Duarte’s resume includes 30 years in the California banking industry. Before joining American Riviera, he was president and CEO of Hacienda Bank of Santa Maria, which was later acquired by Paso Robles-based Heritage Oaks Bank. He also sat on the board of directors for both banks.
Duarte said if he is chosen as the permanent CEO, there are no plans to replenish a fourth member to the management team.
"Everybody in community banking, especially a de novo, wears several hats, and if it’s the CEO hat I’m wearing this hour, the next hour it could be the chief credit officer hat," Duarte said. "There are not any repercussions or problems or ripples.
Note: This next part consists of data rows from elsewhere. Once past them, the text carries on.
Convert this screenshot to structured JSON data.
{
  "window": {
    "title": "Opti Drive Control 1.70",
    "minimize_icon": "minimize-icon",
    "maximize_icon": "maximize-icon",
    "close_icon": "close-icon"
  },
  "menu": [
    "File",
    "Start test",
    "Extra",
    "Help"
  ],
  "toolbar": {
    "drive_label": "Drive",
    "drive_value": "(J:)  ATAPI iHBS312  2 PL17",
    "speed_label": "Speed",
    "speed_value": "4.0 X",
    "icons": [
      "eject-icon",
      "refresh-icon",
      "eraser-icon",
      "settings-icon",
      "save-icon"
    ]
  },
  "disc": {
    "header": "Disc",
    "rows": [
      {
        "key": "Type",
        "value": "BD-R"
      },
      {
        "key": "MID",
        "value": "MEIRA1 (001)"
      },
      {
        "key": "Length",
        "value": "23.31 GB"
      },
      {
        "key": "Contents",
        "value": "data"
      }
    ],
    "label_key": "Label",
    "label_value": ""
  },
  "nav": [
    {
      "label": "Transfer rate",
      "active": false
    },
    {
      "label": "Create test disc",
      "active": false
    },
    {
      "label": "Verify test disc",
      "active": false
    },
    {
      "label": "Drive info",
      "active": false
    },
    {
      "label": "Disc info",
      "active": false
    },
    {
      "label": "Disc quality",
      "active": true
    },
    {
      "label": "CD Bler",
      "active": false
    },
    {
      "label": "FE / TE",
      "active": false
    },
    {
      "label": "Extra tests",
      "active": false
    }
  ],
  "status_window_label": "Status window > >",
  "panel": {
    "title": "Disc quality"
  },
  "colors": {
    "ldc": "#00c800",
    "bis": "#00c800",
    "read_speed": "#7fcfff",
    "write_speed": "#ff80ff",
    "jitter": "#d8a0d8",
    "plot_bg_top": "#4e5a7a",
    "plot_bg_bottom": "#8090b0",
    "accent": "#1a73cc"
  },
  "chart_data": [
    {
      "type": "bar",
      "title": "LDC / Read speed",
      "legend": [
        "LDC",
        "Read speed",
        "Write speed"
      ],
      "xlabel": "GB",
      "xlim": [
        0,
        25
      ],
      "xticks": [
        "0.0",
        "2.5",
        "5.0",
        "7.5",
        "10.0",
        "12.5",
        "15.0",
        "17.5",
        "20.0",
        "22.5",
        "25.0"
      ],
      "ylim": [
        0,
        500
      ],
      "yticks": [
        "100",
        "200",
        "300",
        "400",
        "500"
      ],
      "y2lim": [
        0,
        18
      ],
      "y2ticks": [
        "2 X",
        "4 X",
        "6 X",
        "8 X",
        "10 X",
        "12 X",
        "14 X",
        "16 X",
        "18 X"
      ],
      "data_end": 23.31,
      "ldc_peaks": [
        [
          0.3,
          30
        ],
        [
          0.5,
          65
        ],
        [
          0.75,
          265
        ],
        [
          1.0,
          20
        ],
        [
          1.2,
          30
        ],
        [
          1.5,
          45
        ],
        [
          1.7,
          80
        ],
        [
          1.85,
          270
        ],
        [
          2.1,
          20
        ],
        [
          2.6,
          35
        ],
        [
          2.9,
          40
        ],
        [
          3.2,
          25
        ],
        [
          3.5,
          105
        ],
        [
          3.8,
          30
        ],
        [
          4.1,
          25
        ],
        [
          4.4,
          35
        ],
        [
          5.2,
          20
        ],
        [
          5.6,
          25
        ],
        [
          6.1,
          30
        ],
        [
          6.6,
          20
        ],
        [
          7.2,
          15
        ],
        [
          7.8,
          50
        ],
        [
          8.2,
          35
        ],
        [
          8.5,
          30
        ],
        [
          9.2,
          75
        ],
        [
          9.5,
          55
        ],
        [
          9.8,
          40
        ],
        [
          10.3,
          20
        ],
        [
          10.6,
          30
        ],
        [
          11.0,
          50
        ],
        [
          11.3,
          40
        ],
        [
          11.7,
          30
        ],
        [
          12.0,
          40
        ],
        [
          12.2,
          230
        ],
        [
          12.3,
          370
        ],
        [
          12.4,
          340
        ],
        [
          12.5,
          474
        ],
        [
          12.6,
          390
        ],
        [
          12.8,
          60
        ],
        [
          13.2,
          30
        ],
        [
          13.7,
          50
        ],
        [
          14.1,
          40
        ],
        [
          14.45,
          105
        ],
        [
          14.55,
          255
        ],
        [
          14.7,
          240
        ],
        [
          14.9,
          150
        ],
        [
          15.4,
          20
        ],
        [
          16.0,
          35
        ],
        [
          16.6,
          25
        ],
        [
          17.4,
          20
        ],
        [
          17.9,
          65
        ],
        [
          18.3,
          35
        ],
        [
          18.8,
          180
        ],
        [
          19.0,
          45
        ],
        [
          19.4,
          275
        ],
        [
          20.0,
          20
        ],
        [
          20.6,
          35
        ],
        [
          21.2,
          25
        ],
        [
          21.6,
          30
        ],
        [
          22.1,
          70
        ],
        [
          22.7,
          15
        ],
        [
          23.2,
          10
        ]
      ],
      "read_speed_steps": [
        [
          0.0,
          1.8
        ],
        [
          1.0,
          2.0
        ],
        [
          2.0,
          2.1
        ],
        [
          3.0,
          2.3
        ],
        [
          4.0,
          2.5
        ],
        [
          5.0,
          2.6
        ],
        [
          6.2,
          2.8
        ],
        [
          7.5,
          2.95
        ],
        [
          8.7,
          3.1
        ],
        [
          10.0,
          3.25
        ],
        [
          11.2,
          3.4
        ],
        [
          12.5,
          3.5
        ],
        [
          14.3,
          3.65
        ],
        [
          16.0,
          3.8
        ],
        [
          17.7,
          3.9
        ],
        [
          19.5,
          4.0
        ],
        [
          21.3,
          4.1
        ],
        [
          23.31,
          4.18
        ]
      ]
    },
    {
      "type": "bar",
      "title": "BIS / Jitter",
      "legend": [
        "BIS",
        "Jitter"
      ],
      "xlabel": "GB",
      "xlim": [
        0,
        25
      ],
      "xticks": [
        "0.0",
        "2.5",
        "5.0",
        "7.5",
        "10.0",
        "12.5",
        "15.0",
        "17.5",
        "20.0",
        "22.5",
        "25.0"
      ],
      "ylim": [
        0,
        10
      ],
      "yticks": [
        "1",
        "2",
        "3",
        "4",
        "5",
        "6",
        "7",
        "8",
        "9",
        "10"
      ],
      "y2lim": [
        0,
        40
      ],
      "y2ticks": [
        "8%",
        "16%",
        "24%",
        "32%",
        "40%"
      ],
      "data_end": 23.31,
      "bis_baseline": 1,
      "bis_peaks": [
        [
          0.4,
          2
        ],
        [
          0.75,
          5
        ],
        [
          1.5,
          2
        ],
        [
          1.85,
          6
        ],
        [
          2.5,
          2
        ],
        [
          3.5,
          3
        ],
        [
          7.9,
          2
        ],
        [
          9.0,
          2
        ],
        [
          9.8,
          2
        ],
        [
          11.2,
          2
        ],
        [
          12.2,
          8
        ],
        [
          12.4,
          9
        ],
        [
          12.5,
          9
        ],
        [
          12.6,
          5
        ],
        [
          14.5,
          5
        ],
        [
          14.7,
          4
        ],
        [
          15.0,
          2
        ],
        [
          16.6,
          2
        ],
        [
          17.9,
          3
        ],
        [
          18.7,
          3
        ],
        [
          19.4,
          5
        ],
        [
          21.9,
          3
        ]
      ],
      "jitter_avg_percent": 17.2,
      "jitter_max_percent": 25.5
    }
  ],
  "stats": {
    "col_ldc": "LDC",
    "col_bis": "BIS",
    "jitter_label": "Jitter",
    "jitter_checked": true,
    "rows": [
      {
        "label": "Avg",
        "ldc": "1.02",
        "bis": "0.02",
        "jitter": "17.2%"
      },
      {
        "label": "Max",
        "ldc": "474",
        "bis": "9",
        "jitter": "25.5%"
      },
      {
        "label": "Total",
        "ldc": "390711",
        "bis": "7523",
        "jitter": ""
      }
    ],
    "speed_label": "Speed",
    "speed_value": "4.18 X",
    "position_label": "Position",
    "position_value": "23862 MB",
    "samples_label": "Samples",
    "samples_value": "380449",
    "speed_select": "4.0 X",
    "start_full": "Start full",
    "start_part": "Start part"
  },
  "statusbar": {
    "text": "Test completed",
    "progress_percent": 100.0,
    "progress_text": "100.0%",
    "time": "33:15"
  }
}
This is how it was set up to begin with – me, Laurie and Michelle would manage the bank and Mike would be out on the street – so we’re not going to miss a beat."
Is Duarte also ready to replace Salsbury as the new face of the bank? "I will do that in my spare time after I do the windows here," he joked. "I have every intention of getting out in the community, being the face and introducing people to this great bank … If the board finds a CEO that they feel has certain attributes I may not have, then that person will be out in the community and I’ll be supporting that person just as well."
David Booker, president of American Principle Bank in San Luis Obispo, another locally owned and operated, but non-competing bank in the region, said the short-term challenge for the management team will be retaining investors who are "unsettled" because they initially joined the bank due to their relationships with Salsbury.
"I would certainly be making contacts with all the shareholders to assure them it was going to be business as usual and make sure they felt included and important customers of the bank," Booker said. Duarte said the bank plans to continue with the plan that has made it successful thus far.
With $65 million in funded loans and "several million" worth of loans in the pipeline, Duarte said the bank’s strengths are quality loans, cutting-edge technology, and product offerings such as remote capture, a scanning system that allows businesses to make deposits remotely.
"What we have that nobody else has is a true community bank founded by Santa Barbara residents," he said. "We can react quickly, we can have a loan decision to somebody within days ... all decisions are made here."
Duarte said the bank’s goals are to grow deposits and achieve profitability by the second quarter.
"Deposits … are a little tough to get these days because of the credit crunch out there, but we’re just fine with that and kind of swimming upstream with all the other adversities banks are having at this point," he said.
American Riviera opened its single branch on July 18, 2006, with 400 founding shareholders and $25 million in capital. As of Dec. 31, 2007, the bank reported total assets of $75 million.